The pr_alarms_block() function is used to prevent timers from firing. Timers that would have fired while blocked are noted, and will be fired once alarms are unblocked. This is to be used in critical sections of code which cannot stand interruption.

As it notes in the comments in timers.c, the blocking of alarms is done manually, rather than via system calls, to allow for easier signal handling, portability, detection of the number of blocked alarms, and to allow for nested block/unblock calls.

The pr_alarms_unblock() function allows alarms to once again be delivered. Any pending alarms that should have been delivered while alarms were blocked are handled.

Example Timer Callback
This excerpt from mod_auth.c shows the TimeoutLogin timer implementation:

int login_timeout_cb(CALLBACK_FRAME) {
  /* Is this the proper behavior when timing out? */
  pr_response_send_async(R_421,
                      "Login Timeout (%d seconds): "
                      "closing control connection.",
                      TimeoutLogin);
  
  session_exit(PR_LOG_NOTICE, "FTP login timed out, disconnected.", 0, NULL);
 
  /* Don't restart the timer */ 
  return 0;
}

The return value of the timer callback function is critical: if 0 is returned, the timer is done, and will not fire again. If non-zero, the timer is restarted, and will again be invoked once the configured length of time has passed.

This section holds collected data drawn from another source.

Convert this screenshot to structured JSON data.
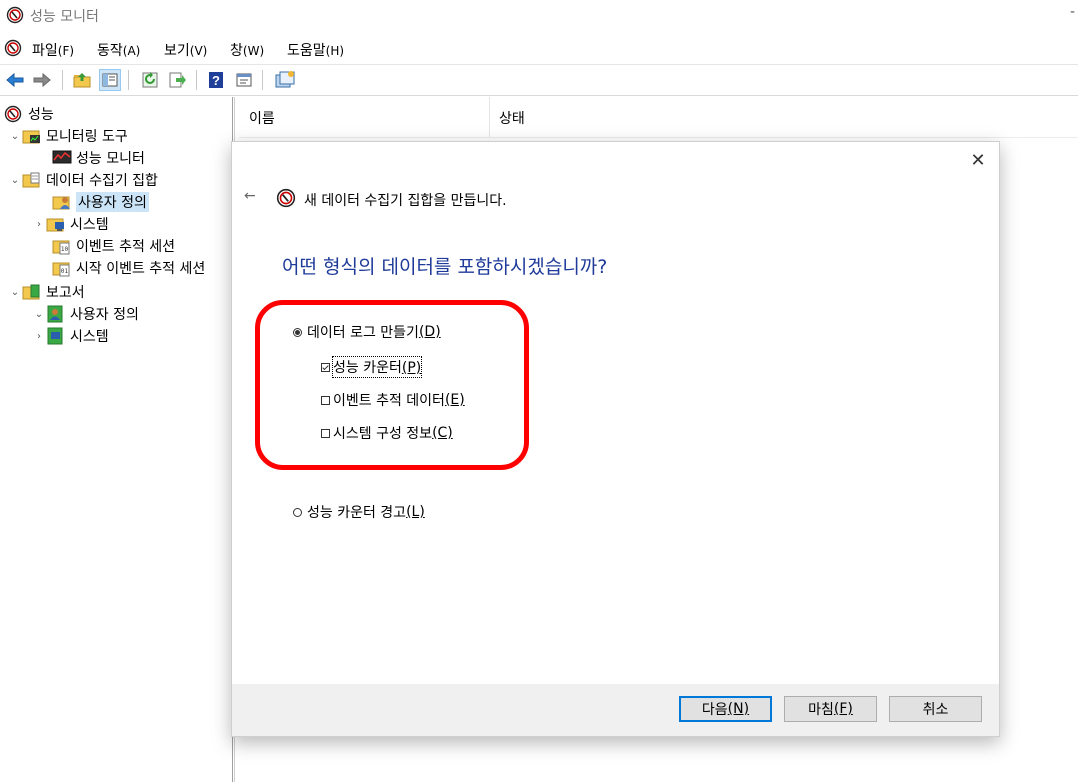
{
  "window": {
    "title": "성능 모니터",
    "minimize_glyph": "-"
  },
  "menubar": {
    "items": [
      {
        "label": "파일",
        "key": "(F)"
      },
      {
        "label": "동작",
        "key": "(A)"
      },
      {
        "label": "보기",
        "key": "(V)"
      },
      {
        "label": "창",
        "key": "(W)"
      },
      {
        "label": "도움말",
        "key": "(H)"
      }
    ]
  },
  "toolbar": {
    "icons": [
      "back-arrow-icon",
      "forward-arrow-icon",
      "up-folder-icon",
      "show-hide-tree-icon",
      "refresh-icon",
      "export-list-icon",
      "help-icon",
      "properties-icon",
      "new-window-icon"
    ]
  },
  "tree": {
    "items": [
      {
        "label": "성능",
        "icon": "perfmon-icon"
      },
      {
        "label": "모니터링 도구",
        "icon": "monitoring-tools-icon",
        "chevron": "⌄"
      },
      {
        "label": "성능 모니터",
        "icon": "performance-monitor-icon"
      },
      {
        "label": "데이터 수집기 집합",
        "icon": "data-collector-set-icon",
        "chevron": "⌄"
      },
      {
        "label": "사용자 정의",
        "icon": "user-defined-icon",
        "selected": true
      },
      {
        "label": "시스템",
        "icon": "system-icon",
        "chevron": "›"
      },
      {
        "label": "이벤트 추적 세션",
        "icon": "event-trace-icon"
      },
      {
        "label": "시작 이벤트 추적 세션",
        "icon": "startup-trace-icon"
      },
      {
        "label": "보고서",
        "icon": "reports-icon",
        "chevron": "⌄"
      },
      {
        "label": "사용자 정의",
        "icon": "user-defined-reports-icon",
        "chevron": "⌄"
      },
      {
        "label": "시스템",
        "icon": "system-reports-icon",
        "chevron": "›"
      }
    ]
  },
  "list": {
    "columns": [
      "이름",
      "상태"
    ]
  },
  "dialog": {
    "close_glyph": "✕",
    "back_glyph": "←",
    "title": "새 데이터 수집기 집합을 만듭니다.",
    "question": "어떤 형식의 데이터를 포함하시겠습니까?",
    "create_logs": {
      "label": "데이터 로그 만들기",
      "key": "(D)",
      "selected": true
    },
    "checkboxes": [
      {
        "label": "성능 카운터",
        "key": "(P)",
        "checked": true
      },
      {
        "label": "이벤트 추적 데이터",
        "key": "(E)",
        "checked": false
      },
      {
        "label": "시스템 구성 정보",
        "key": "(C)",
        "checked": false
      }
    ],
    "alert": {
      "label": "성능 카운터 경고",
      "key": "(L)",
      "selected": false
    },
    "buttons": {
      "next": {
        "label": "다음",
        "key": "(N)"
      },
      "finish": {
        "label": "마침",
        "key": "(F)"
      },
      "cancel": {
        "label": "취소"
      }
    }
  },
  "colors": {
    "highlight_ring": "#ff0000",
    "question_text": "#1f3b9a",
    "selection": "#cce4f7",
    "default_button_border": "#0078d7"
  }
}
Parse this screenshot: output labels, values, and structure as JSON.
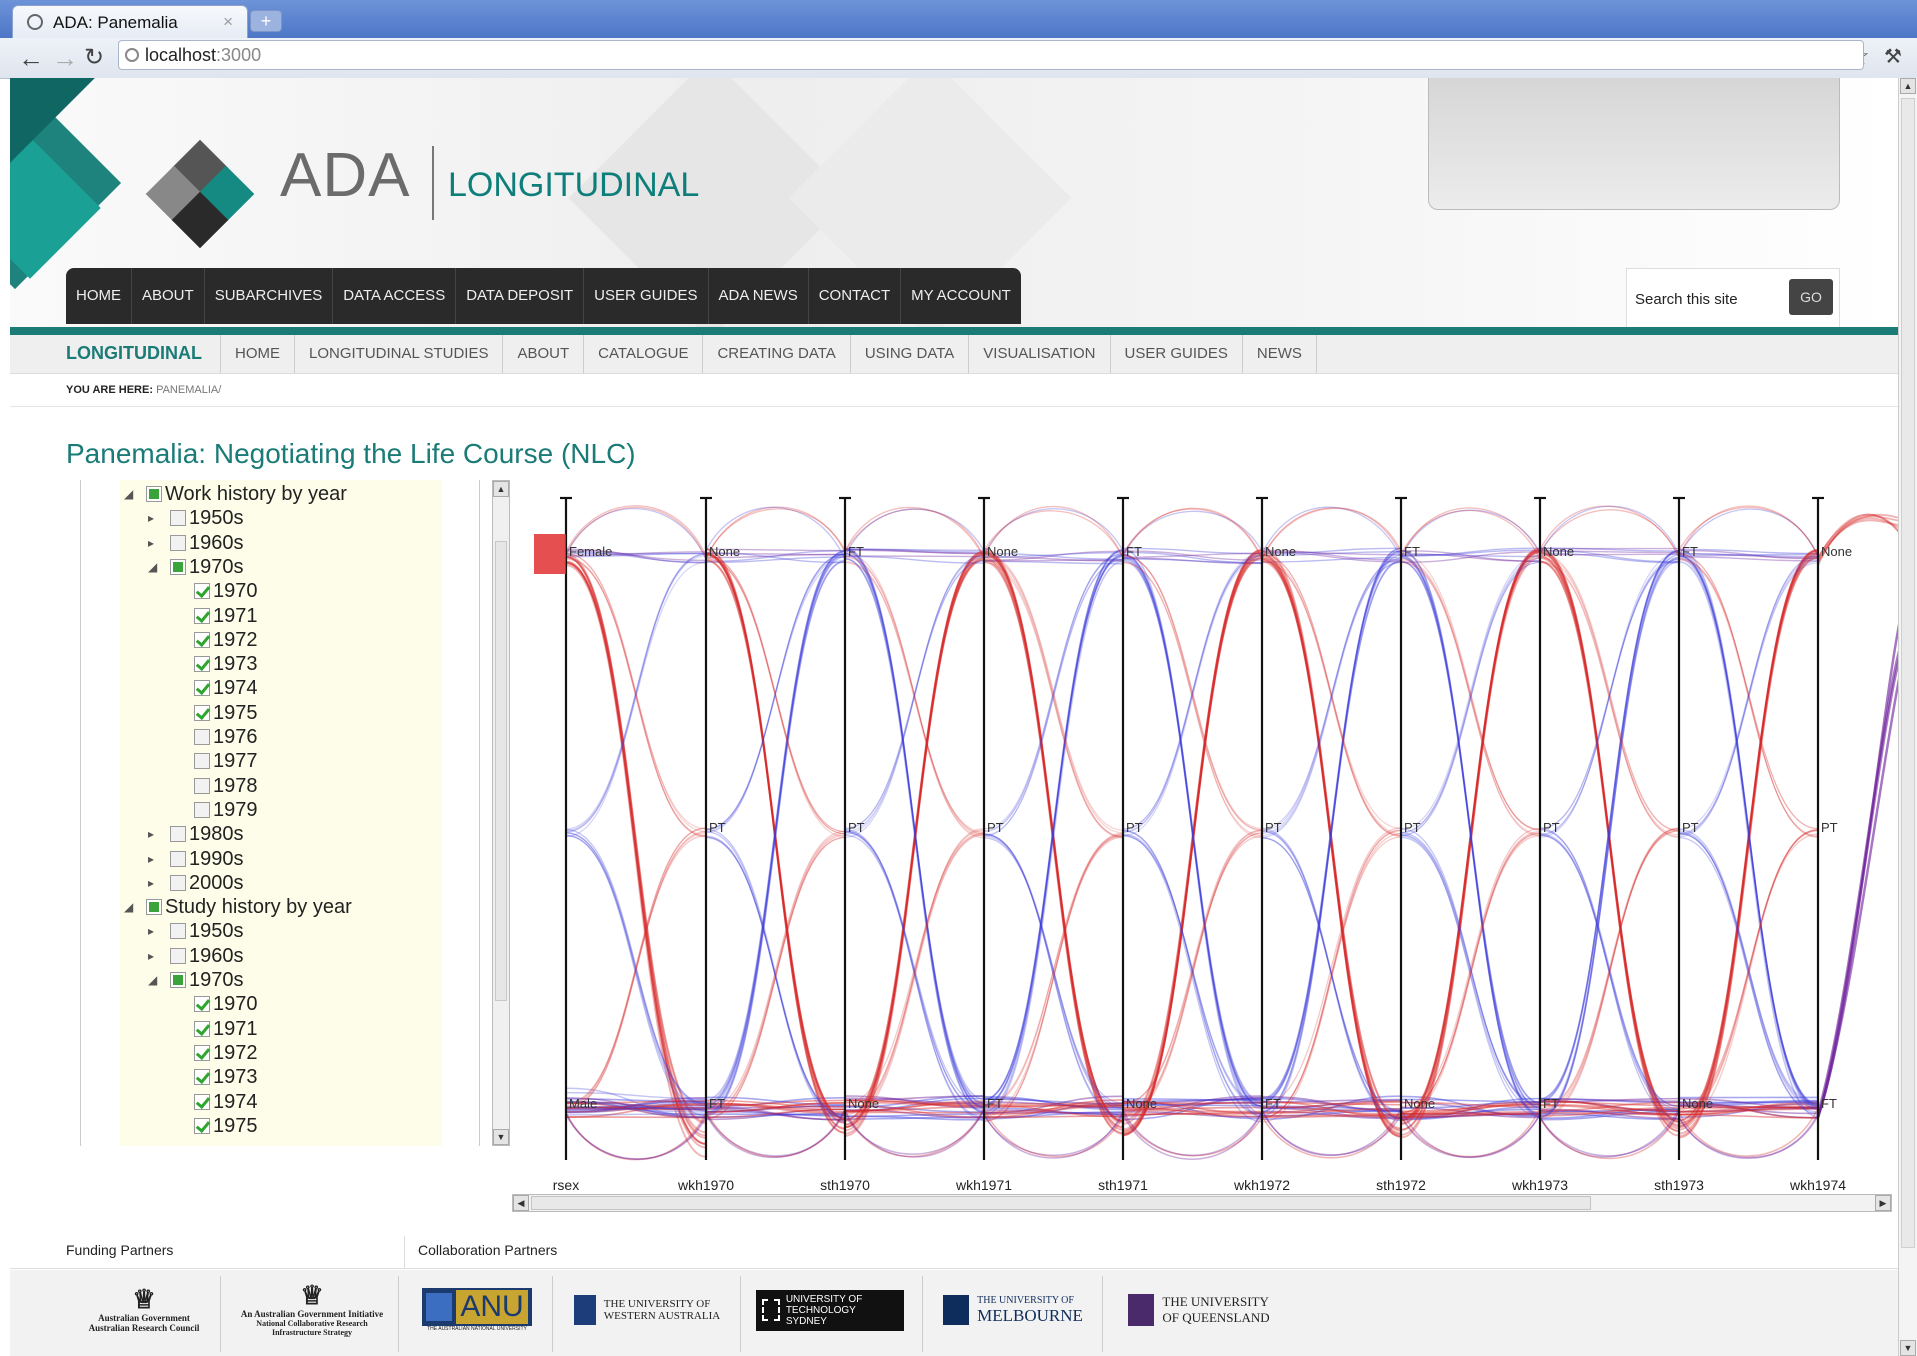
{
  "browser": {
    "tab_title": "ADA: Panemalia",
    "tab_close": "×",
    "new_tab": "+",
    "url_host": "localhost",
    "url_port": ":3000",
    "back_icon": "arrow-left-icon",
    "forward_icon": "arrow-right-icon",
    "reload_icon": "reload-icon",
    "star_icon": "star-icon",
    "wrench_icon": "wrench-icon"
  },
  "header": {
    "logo_ada": "ADA",
    "logo_longitudinal": "LONGITUDINAL",
    "nav": [
      "HOME",
      "ABOUT",
      "SUBARCHIVES",
      "DATA ACCESS",
      "DATA DEPOSIT",
      "USER GUIDES",
      "ADA NEWS",
      "CONTACT",
      "MY ACCOUNT"
    ],
    "search_placeholder": "Search this site",
    "search_button": "GO"
  },
  "subnav": {
    "brand": "LONGITUDINAL",
    "items": [
      "HOME",
      "LONGITUDINAL STUDIES",
      "ABOUT",
      "CATALOGUE",
      "CREATING DATA",
      "USING DATA",
      "VISUALISATION",
      "USER GUIDES",
      "NEWS"
    ]
  },
  "breadcrumb": {
    "label": "YOU ARE HERE:",
    "path": "PANEMALIA/"
  },
  "page_title": "Panemalia: Negotiating the Life Course (NLC)",
  "tree": [
    {
      "label": "Work history by year",
      "level": 0,
      "state": "part",
      "exp": "open"
    },
    {
      "label": "1950s",
      "level": 1,
      "state": "off",
      "exp": "closed"
    },
    {
      "label": "1960s",
      "level": 1,
      "state": "off",
      "exp": "closed"
    },
    {
      "label": "1970s",
      "level": 1,
      "state": "part",
      "exp": "open"
    },
    {
      "label": "1970",
      "level": 2,
      "state": "on"
    },
    {
      "label": "1971",
      "level": 2,
      "state": "on"
    },
    {
      "label": "1972",
      "level": 2,
      "state": "on"
    },
    {
      "label": "1973",
      "level": 2,
      "state": "on"
    },
    {
      "label": "1974",
      "level": 2,
      "state": "on"
    },
    {
      "label": "1975",
      "level": 2,
      "state": "on"
    },
    {
      "label": "1976",
      "level": 2,
      "state": "off"
    },
    {
      "label": "1977",
      "level": 2,
      "state": "off"
    },
    {
      "label": "1978",
      "level": 2,
      "state": "off"
    },
    {
      "label": "1979",
      "level": 2,
      "state": "off"
    },
    {
      "label": "1980s",
      "level": 1,
      "state": "off",
      "exp": "closed"
    },
    {
      "label": "1990s",
      "level": 1,
      "state": "off",
      "exp": "closed"
    },
    {
      "label": "2000s",
      "level": 1,
      "state": "off",
      "exp": "closed"
    },
    {
      "label": "Study history by year",
      "level": 0,
      "state": "part",
      "exp": "open"
    },
    {
      "label": "1950s",
      "level": 1,
      "state": "off",
      "exp": "closed"
    },
    {
      "label": "1960s",
      "level": 1,
      "state": "off",
      "exp": "closed"
    },
    {
      "label": "1970s",
      "level": 1,
      "state": "part",
      "exp": "open"
    },
    {
      "label": "1970",
      "level": 2,
      "state": "on"
    },
    {
      "label": "1971",
      "level": 2,
      "state": "on"
    },
    {
      "label": "1972",
      "level": 2,
      "state": "on"
    },
    {
      "label": "1973",
      "level": 2,
      "state": "on"
    },
    {
      "label": "1974",
      "level": 2,
      "state": "on"
    },
    {
      "label": "1975",
      "level": 2,
      "state": "on"
    }
  ],
  "chart_data": {
    "type": "parallel-sets",
    "axes": [
      "rsex",
      "wkh1970",
      "sth1970",
      "wkh1971",
      "sth1971",
      "wkh1972",
      "sth1972",
      "wkh1973",
      "sth1973",
      "wkh1974"
    ],
    "categories": {
      "rsex": [
        "Female",
        "",
        "Male"
      ],
      "wkh1970": [
        "None",
        "PT",
        "FT"
      ],
      "sth1970": [
        "FT",
        "PT",
        "None"
      ],
      "wkh1971": [
        "None",
        "PT",
        "FT"
      ],
      "sth1971": [
        "FT",
        "PT",
        "None"
      ],
      "wkh1972": [
        "None",
        "PT",
        "FT"
      ],
      "sth1972": [
        "FT",
        "PT",
        "None"
      ],
      "wkh1973": [
        "None",
        "PT",
        "FT"
      ],
      "sth1973": [
        "FT",
        "PT",
        "None"
      ],
      "wkh1974": [
        "None",
        "PT",
        "FT"
      ]
    },
    "colors": {
      "female": "#d62728",
      "male": "#3b3bdb",
      "mixed": "#6a1a9a",
      "selected": "#e03030"
    }
  },
  "footer": {
    "funding_label": "Funding Partners",
    "collab_label": "Collaboration Partners",
    "logos": [
      {
        "name": "Australian Government",
        "sub": "Australian Research Council"
      },
      {
        "name": "An Australian Government Initiative",
        "sub": "National Collaborative Research Infrastructure Strategy"
      },
      {
        "name": "ANU",
        "sub": "THE AUSTRALIAN NATIONAL UNIVERSITY"
      },
      {
        "name": "THE UNIVERSITY OF",
        "sub": "WESTERN AUSTRALIA"
      },
      {
        "name": "UNIVERSITY OF",
        "sub": "TECHNOLOGY SYDNEY"
      },
      {
        "name": "THE UNIVERSITY OF",
        "sub": "MELBOURNE"
      },
      {
        "name": "THE UNIVERSITY",
        "sub": "OF QUEENSLAND"
      }
    ]
  }
}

The CALLBACK_FRAME macro is #defined to be:

  #define CALLBACK_FRAME          LPARAM p1,LPARAM p2,LPARAM p3,void *data

  typedef unsigned long LPARAM;

Ostensibly, LPARAM is the way it is because it is the " longest bitsize compatible with a scalar and largest pointer". However, it does evoke compiler warnings if pointers and data are passed this way.

Another thing of which to be aware is the use of the CALLBACK_FRAME macro: it defines your function argument variable names a priori, which can be easy to overlook when you're trying to figure out the name of the variables to use in your timer callback function. Unfortunately, most of the current timer callback functions in the core code ignore the callback variables. When used, p1 will always be zero (with the current code), p2 will be the timerno of the timer, p3 will be time elapsed on the timer (which should be less than or equal to zero), and data will be NULL.

static int auth_init_child(void) {
  /* Start the login timer */
  if (TimeoutLogin)
    add_timer(TimeoutLogin, TIMER_LOGIN, &auth_module, login_timer_cb);
   
  if (get_param_ptr(main_server->conf, "DisplayConnect", FALSE) != NULL)
    _do_user_counts();
   
  return 0;
}

This use of add_timer() illustrate how one registers one's timer callback function, and starts the timer running. Once the child process has forked and mod_auth's child initialization function called, the client has until the timer expires to successfully authenticate.

When adding a timer, watch out for these predefined timer number/IDs:

  #define TIMER_LOGIN               1
  #define TIMER_IDLE                2
  #define TIMER_NOXFER              3
  #define TIMER_STALLED             4

How Timers Work
The timer mechanism is based on SIGALRM and a single signal handler for that signal. How then can multiple timers all use one signal handler? A linked list of timers is maintained, and that list is checked every time SIGARLM is received. For each timer, the amount of time that has expired is calculated, and if the specifier timer length has been reached, that timer's callback is invoked.

One caveat to keep in mind is that timers do not provide fine-grained time resolution, and are not meant for precise work. They do well for approximate timing-based sorts of activities.

When add_timer() is called, a list of old, recyclable timers is checked, to see if any are available. If none are avaiable, a new timer is allocated. The timer is given the caller's parameters, then inserted into the active timer list.

At present, the callback function is invoked thus, from src/timers.c:86:

  t->callback(t->interval, t->timerno, t->interval - t->count, t->mod) == 0 {

Be aware that the pending signal set for a process is reset when fork() is called. This is why modules should and do register timers for the child process in their respective child initialization functions.